De mon côté, lorsque le bateau peut rester accessible, les travaux étant suspendus, voire adaptés à ma présence, je me suis attaqué au défi que je me suis lancé de remplacer l’électronique du bord qui, de plus en plus, donnait des signes de fatigue, les bugs succédant aux bugs. Pas très rassurant en navigation. Après une petite vingtaine d’années de bons et, de moins en moins loyaux services, il était temps de tourner la page et d’envisager son remplacement. C’est donc pour cette raison que lors de notre dernier retour, nous avons rencontré, à Arzal (Bretagne) un spécialiste en électronique de marine qui nous a conseillé puis vendu un kit répondant à notre demande et, cerise sur le gâteau, accompagné d’un plan de montage précis qui m’a permis, une fois à bord, de démonter tout l’ancien système B&G Hydra2 (c’est la marque) et de le remplacer par les nouveaux appareils bénéficiant des derniers progrès à savoir du système de communication NMEA 2000 (il s’agit d’une nouvelle norme de transfert de données qui permet d’intercaler des appareils dans le « bus », succession de connexions au sein desquelles circulent les datas en provenance des différents instruments connectés et ce, dans les deux sens). Cela permet de faire évoluer le système sans modifications compliquées au niveau de la centrale, ce qui représentait la plus grosse difficulté auparavant).
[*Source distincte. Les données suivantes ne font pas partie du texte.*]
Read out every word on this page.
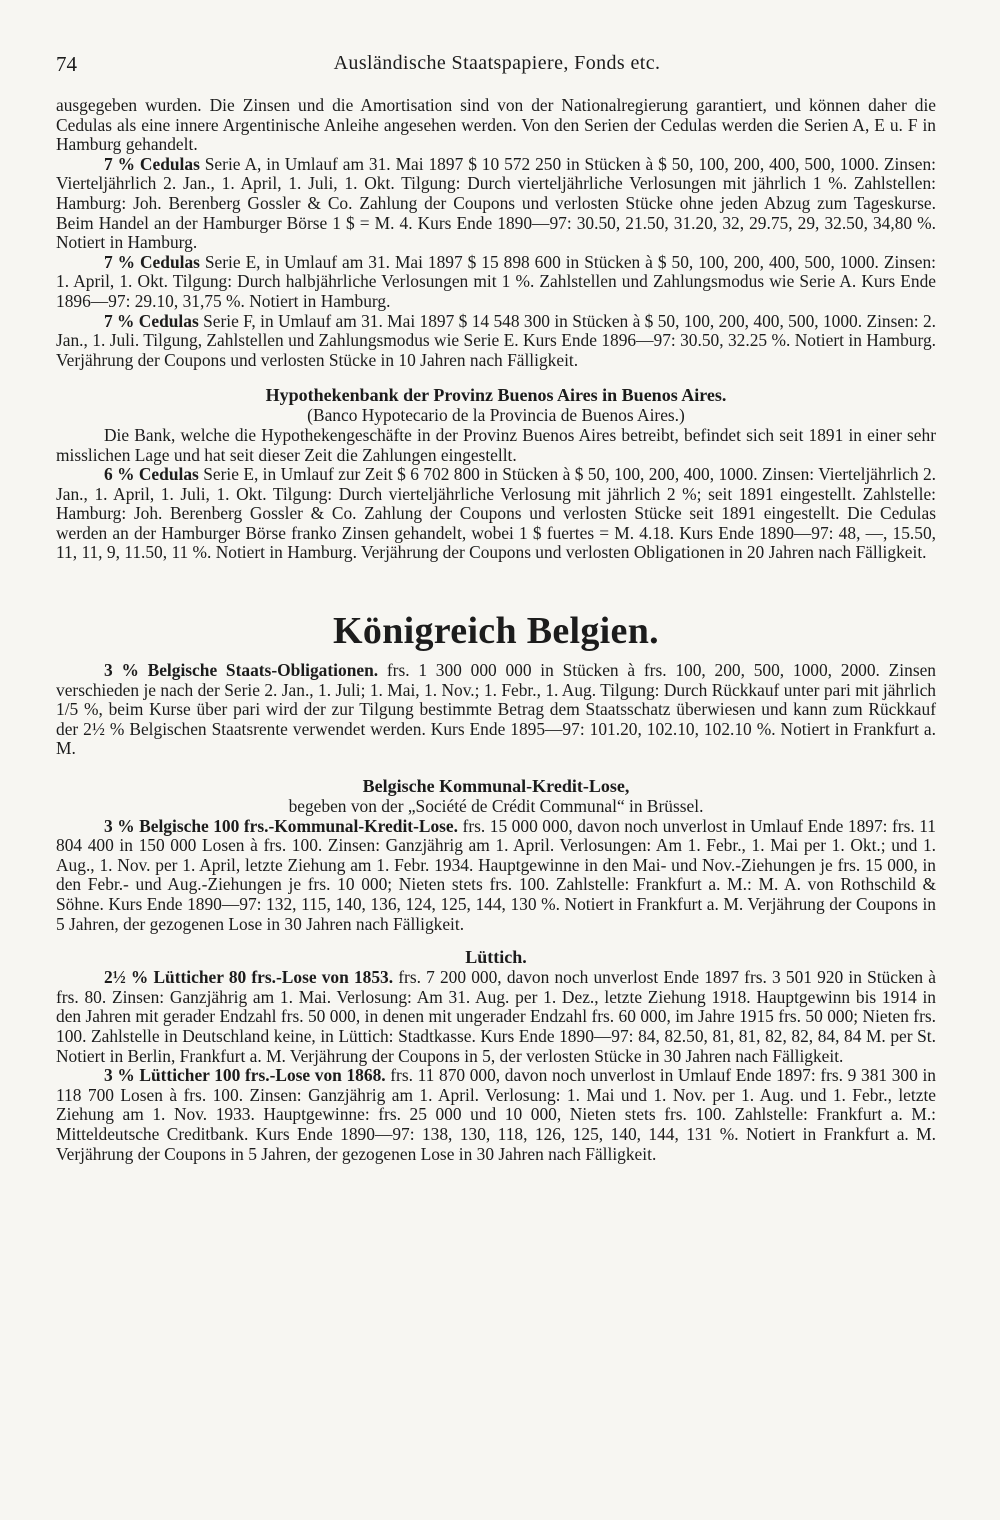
74	Ausländische Staatspapiere, Fonds etc.

ausgegeben wurden. Die Zinsen und die Amortisation sind von der Nationalregierung garantiert, und können daher die Cedulas als eine innere Argentinische Anleihe angesehen werden. Von den Serien der Cedulas werden die Serien A, E u. F in Hamburg gehandelt.

7 % Cedulas Serie A, in Umlauf am 31. Mai 1897 $ 10 572 250 in Stücken à $ 50, 100, 200, 400, 500, 1000. Zinsen: Vierteljährlich 2. Jan., 1. April, 1. Juli, 1. Okt. Tilgung: Durch vierteljährliche Verlosungen mit jährlich 1 %. Zahlstellen: Hamburg: Joh. Berenberg Gossler & Co. Zahlung der Coupons und verlosten Stücke ohne jeden Abzug zum Tageskurse. Beim Handel an der Hamburger Börse 1 $ = M. 4. Kurs Ende 1890—97: 30.50, 21.50, 31.20, 32, 29.75, 29, 32.50, 34,80 %. Notiert in Hamburg.

7 % Cedulas Serie E, in Umlauf am 31. Mai 1897 $ 15 898 600 in Stücken à $ 50, 100, 200, 400, 500, 1000. Zinsen: 1. April, 1. Okt. Tilgung: Durch halbjährliche Verlosungen mit 1 %. Zahlstellen und Zahlungsmodus wie Serie A. Kurs Ende 1896—97: 29.10, 31,75 %. Notiert in Hamburg.

7 % Cedulas Serie F, in Umlauf am 31. Mai 1897 $ 14 548 300 in Stücken à $ 50, 100, 200, 400, 500, 1000. Zinsen: 2. Jan., 1. Juli. Tilgung, Zahlstellen und Zahlungsmodus wie Serie E. Kurs Ende 1896—97: 30.50, 32.25 %. Notiert in Hamburg. Verjährung der Coupons und verlosten Stücke in 10 Jahren nach Fälligkeit.

Hypothekenbank der Provinz Buenos Aires in Buenos Aires.

(Banco Hypotecario de la Provincia de Buenos Aires.)

Die Bank, welche die Hypothekengeschäfte in der Provinz Buenos Aires betreibt, befindet sich seit 1891 in einer sehr misslichen Lage und hat seit dieser Zeit die Zahlungen eingestellt.

6 % Cedulas Serie E, in Umlauf zur Zeit $ 6 702 800 in Stücken à $ 50, 100, 200, 400, 1000. Zinsen: Vierteljährlich 2. Jan., 1. April, 1. Juli, 1. Okt. Tilgung: Durch vierteljährliche Verlosung mit jährlich 2 %; seit 1891 eingestellt. Zahlstelle: Hamburg: Joh. Berenberg Gossler & Co. Zahlung der Coupons und verlosten Stücke seit 1891 eingestellt. Die Cedulas werden an der Hamburger Börse franko Zinsen gehandelt, wobei 1 $ fuertes = M. 4.18. Kurs Ende 1890—97: 48, —, 15.50, 11, 11, 9, 11.50, 11 %. Notiert in Hamburg. Verjährung der Coupons und verlosten Obligationen in 20 Jahren nach Fälligkeit.

Königreich Belgien.

3 % Belgische Staats-Obligationen. frs. 1 300 000 000 in Stücken à frs. 100, 200, 500, 1000, 2000. Zinsen verschieden je nach der Serie 2. Jan., 1. Juli; 1. Mai, 1. Nov.; 1. Febr., 1. Aug. Tilgung: Durch Rückkauf unter pari mit jährlich 1/5 %, beim Kurse über pari wird der zur Tilgung bestimmte Betrag dem Staatsschatz überwiesen und kann zum Rückkauf der 2½ % Belgischen Staatsrente verwendet werden. Kurs Ende 1895—97: 101.20, 102.10, 102.10 %. Notiert in Frankfurt a. M.

Belgische Kommunal-Kredit-Lose,

begeben von der „Société de Crédit Communal“ in Brüssel.

3 % Belgische 100 frs.-Kommunal-Kredit-Lose. frs. 15 000 000, davon noch unverlost in Umlauf Ende 1897: frs. 11 804 400 in 150 000 Losen à frs. 100. Zinsen: Ganzjährig am 1. April. Verlosungen: Am 1. Febr., 1. Mai per 1. Okt.; und 1. Aug., 1. Nov. per 1. April, letzte Ziehung am 1. Febr. 1934. Hauptgewinne in den Mai- und Nov.-Ziehungen je frs. 15 000, in den Febr.- und Aug.-Ziehungen je frs. 10 000; Nieten stets frs. 100. Zahlstelle: Frankfurt a. M.: M. A. von Rothschild & Söhne. Kurs Ende 1890—97: 132, 115, 140, 136, 124, 125, 144, 130 %. Notiert in Frankfurt a. M. Verjährung der Coupons in 5 Jahren, der gezogenen Lose in 30 Jahren nach Fälligkeit.

Lüttich.

2½ % Lütticher 80 frs.-Lose von 1853. frs. 7 200 000, davon noch unverlost Ende 1897 frs. 3 501 920 in Stücken à frs. 80. Zinsen: Ganzjährig am 1. Mai. Verlosung: Am 31. Aug. per 1. Dez., letzte Ziehung 1918. Hauptgewinn bis 1914 in den Jahren mit gerader Endzahl frs. 50 000, in denen mit ungerader Endzahl frs. 60 000, im Jahre 1915 frs. 50 000; Nieten frs. 100. Zahlstelle in Deutschland keine, in Lüttich: Stadtkasse. Kurs Ende 1890—97: 84, 82.50, 81, 81, 82, 82, 84, 84 M. per St. Notiert in Berlin, Frankfurt a. M. Verjährung der Coupons in 5, der verlosten Stücke in 30 Jahren nach Fälligkeit.

3 % Lütticher 100 frs.-Lose von 1868. frs. 11 870 000, davon noch unverlost in Umlauf Ende 1897: frs. 9 381 300 in 118 700 Losen à frs. 100. Zinsen: Ganzjährig am 1. April. Verlosung: 1. Mai und 1. Nov. per 1. Aug. und 1. Febr., letzte Ziehung am 1. Nov. 1933. Hauptgewinne: frs. 25 000 und 10 000, Nieten stets frs. 100. Zahlstelle: Frankfurt a. M.: Mitteldeutsche Creditbank. Kurs Ende 1890—97: 138, 130, 118, 126, 125, 140, 144, 131 %. Notiert in Frankfurt a. M. Verjährung der Coupons in 5 Jahren, der gezogenen Lose in 30 Jahren nach Fälligkeit.
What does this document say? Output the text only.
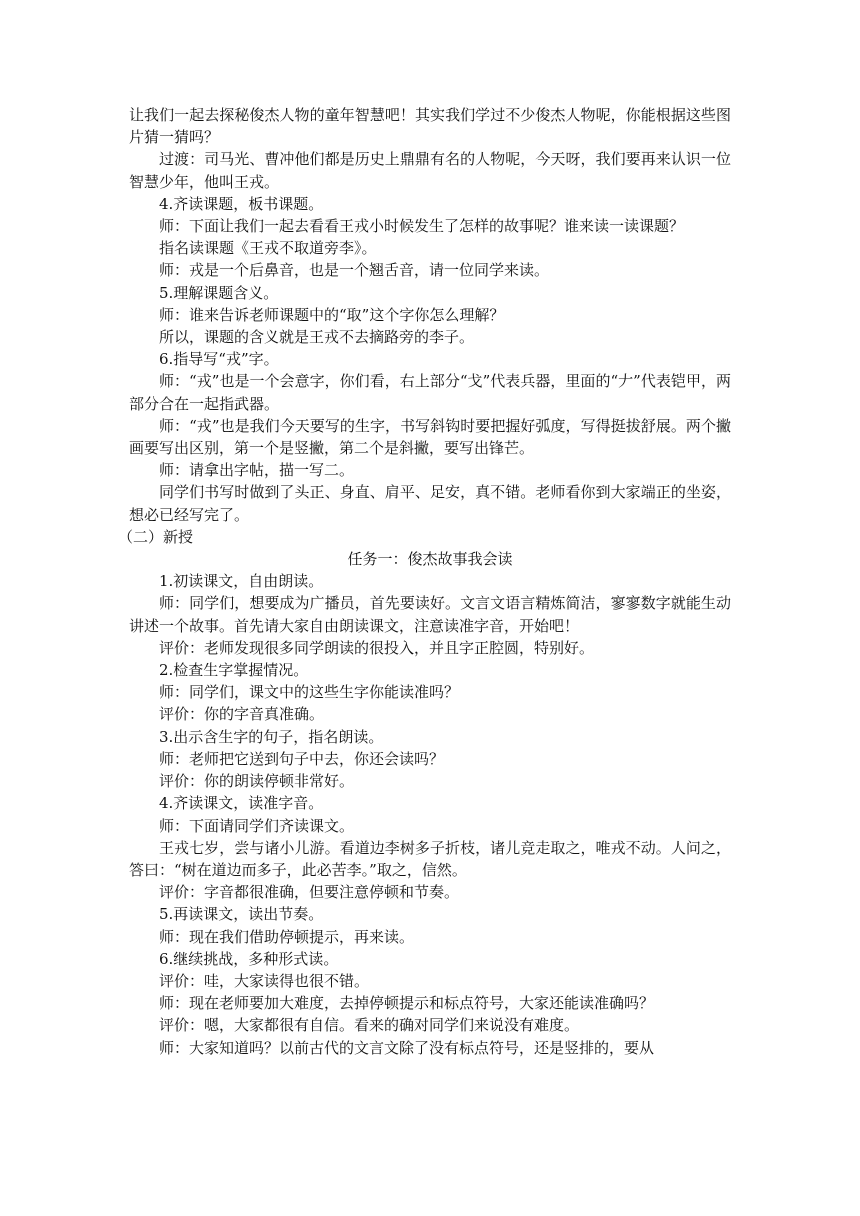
让我们一起去探秘俊杰人物的童年智慧吧！其实我们学过不少俊杰人物呢，你能根据这些图片猜一猜吗？

过渡：司马光、曹冲他们都是历史上鼎鼎有名的人物呢，今天呀，我们要再来认识一位智慧少年，他叫王戎。

4.齐读课题，板书课题。

师：下面让我们一起去看看王戎小时候发生了怎样的故事呢？谁来读一读课题？

指名读课题《王戎不取道旁李》。

师：戎是一个后鼻音，也是一个翘舌音，请一位同学来读。

5.理解课题含义。

师：谁来告诉老师课题中的“取”这个字你怎么理解？

所以，课题的含义就是王戎不去摘路旁的李子。

6.指导写“戎”字。

师：“戎”也是一个会意字，你们看，右上部分“戈”代表兵器，里面的“𠂇”代表铠甲，两部分合在一起指武器。

师：“戎”也是我们今天要写的生字，书写斜钩时要把握好弧度，写得挺拔舒展。两个撇画要写出区别，第一个是竖撇，第二个是斜撇，要写出锋芒。

师：请拿出字帖，描一写二。

同学们书写时做到了头正、身直、肩平、足安，真不错。老师看你到大家端正的坐姿，想必已经写完了。

（二）新授

任务一：俊杰故事我会读

1.初读课文，自由朗读。

师：同学们，想要成为广播员，首先要读好。文言文语言精炼简洁，寥寥数字就能生动讲述一个故事。首先请大家自由朗读课文，注意读准字音，开始吧！

评价：老师发现很多同学朗读的很投入，并且字正腔圆，特别好。

2.检查生字掌握情况。

师：同学们，课文中的这些生字你能读准吗？

评价：你的字音真准确。

3.出示含生字的句子，指名朗读。

师：老师把它送到句子中去，你还会读吗？

评价：你的朗读停顿非常好。

4.齐读课文，读准字音。

师：下面请同学们齐读课文。

王戎七岁，尝与诸小儿游。看道边李树多子折枝，诸儿竞走取之，唯戎不动。人问之，答曰：“树在道边而多子，此必苦李。”取之，信然。

评价：字音都很准确，但要注意停顿和节奏。

5.再读课文，读出节奏。

师：现在我们借助停顿提示，再来读。

6.继续挑战，多种形式读。

评价：哇，大家读得也很不错。

师：现在老师要加大难度，去掉停顿提示和标点符号，大家还能读准确吗？

评价：嗯，大家都很有自信。看来的确对同学们来说没有难度。

师：大家知道吗？以前古代的文言文除了没有标点符号，还是竖排的，要从
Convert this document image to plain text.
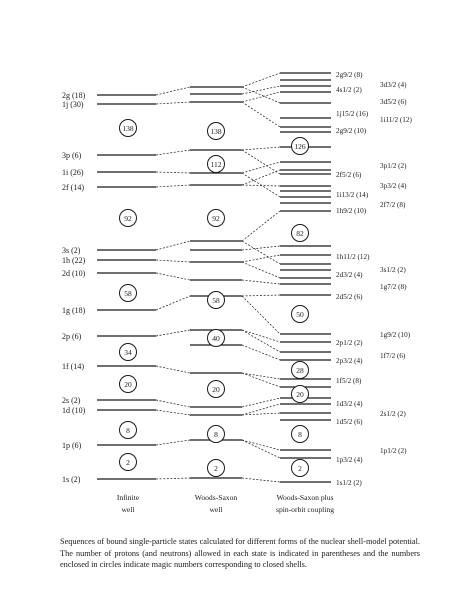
138
92
58
34
20
8
2
138
112
92
58
40
20
8
2
126
82
50
28
20
8
2
2g (18)
1j (30)
3p (6)
1i (26)
2f (14)
3s (2)
1h (22)
2d (10)
1g (18)
2p (6)
1f (14)
2s (2)
1d (10)
1p (6)
1s (2)
2g9/2 (8)
4s1/2 (2)
1j15/2 (16)
2g9/2 (10)
2f5/2 (6)
1i13/2 (14)
1h9/2 (10)
1h11/2 (12)
2d3/2 (4)
2d5/2 (6)
2p1/2 (2)
2p3/2 (4)
1f5/2 (8)
1d3/2 (4)
1d5/2 (6)
1p3/2 (4)
1s1/2 (2)
3d3/2 (4)
3d5/2 (6)
1i11/2 (12)
3p1/2 (2)
3p3/2 (4)
2f7/2 (8)
3s1/2 (2)
1g7/2 (8)
1g9/2 (10)
1f7/2 (6)
2s1/2 (2)
1p1/2 (2)
Infinite
well
Woods-Saxon
well
Woods-Saxon plus
spin-orbit coupling

Sequences of bound single-particle states calculated for different forms of the nuclear shell-model potential. The number of protons (and neutrons) allowed in each state is indicated in parentheses and the numbers enclosed in circles indicate magic numbers corresponding to closed shells.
Bref, au moment où j’écris ces lignes, le stress de m’attaquer au « déshabillage » de l’ancienne électronique est derrière moi. Tous les anciens fils ont été retirés (ce que les professionnels rechignent à faire et qui complique sérieusement les interventions ultérieures) et les nouveaux appareils sont presque tous en place et connectés exception faite des deux écrans prévus dans le cockpit devant la barre à roue. Un boîtier en teck a été construit et est au stade des finitions (qui durent bien trop longtemps, aussi, à mon goût !)[1]. Encore deux jours de liberté de travailler et l’électronique sera en place. Je vous enverrai des photos de mon organisation électrique. Décelez-vous déjà entre les mots une certaine fierté ? Il m’en est quand même de taire l’aide précieuse apportée par Olivier Cardon[2] qui, malgré le décalage horaire, a répondu avec une précision impressionnante à toutes les questions que je n’ai pas manqué de lui envoyer en cours de réalisation. A aucun moment je n’ai dû patienter. Il a été chaque fois sur la balle. A croire qu’il était sur place !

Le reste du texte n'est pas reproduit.